Balcas Ltd has recently started production of one of Europe’s fastest growing renewable energy sources called ‘brites’ – the bio fuel pellet. By converting the by-products generated by the company’s timber processing activities, namely sawdust and wood chippings, into wood fuel pellets Balcas Ltd has been able to create a greener energy source with significant exporting potential.
The project is the first of its kind in the UK in terms of scale and it is estimated that the company will generate enough energy to meet all of the company’s electricity needs and potentially meet the energy requirements of over 10,000 Northern Ireland homes. The new wood fuel pellet production facility will be capable of producing approximately 50,000 tonnes of fuel pellets annually.
The plant’s self-sufficient electricity supply will also minimise its environmental impact and it is hoped that through future expansion of the facility the plant will become an economic outlet for wood waste residues.
The new production facility based in Enniskillen will potentially create ten new jobs whilst safeguarding the existing 220 manufacturing workforce based at the site.

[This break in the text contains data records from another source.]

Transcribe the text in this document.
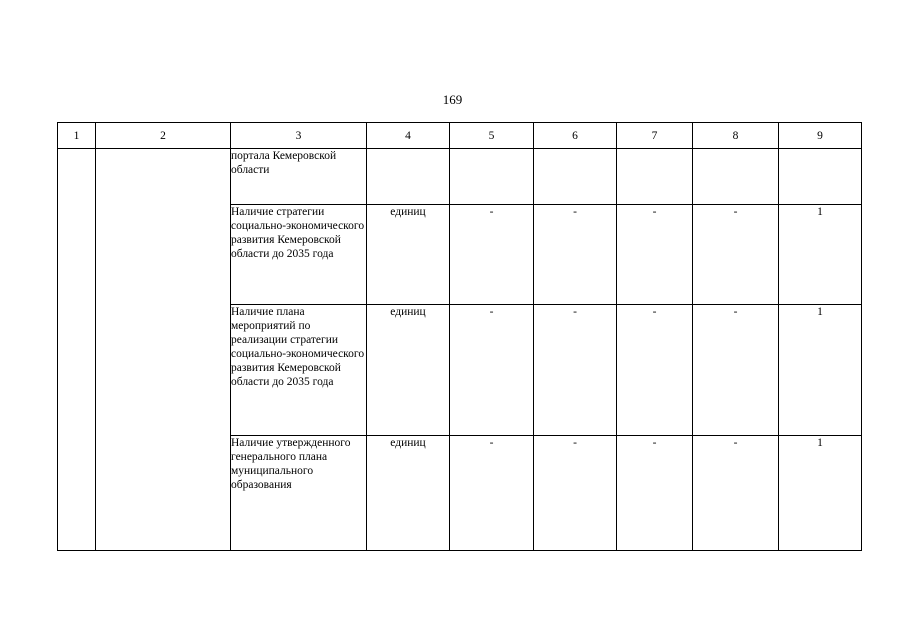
169
1	2	3	4	5	6	7	8	9
		портала Кемеровской области						
		Наличие стратегии социально-экономического развития Кемеровской области до 2035 года	единиц	-	-	-	-	1
		Наличие плана мероприятий по реализации стратегии социально-экономического развития Кемеровской области до 2035 года	единиц	-	-	-	-	1
		Наличие утвержденного генерального плана муниципального образования	единиц	-	-	-	-	1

Ernest Kidney, managing director of Balcas Ltd commented:
“This facility will introduce a new technology and fuel source to Northern Ireland, providing secure manufacturing employment opportunities in the local area and added security for the forestry sector.
“I also firmly believe that bio fuel pellets have the potential to deliver the energy needs of every home in Northern Ireland,” he continued.
The production of the bio fuel pellets or ‘brites’ is set to create a profitable new revenue stream for the company, ensuring its continued success and enhancing its ability to win new business in export markets.
Leslie Ross, managing director of Business International in Invest Northern Ireland commented:
“By supporting this renewable energy project we are helping a significant local employer to diversify into new and more profitable export markets, enhance their competitiveness and minimise their environmental impact.”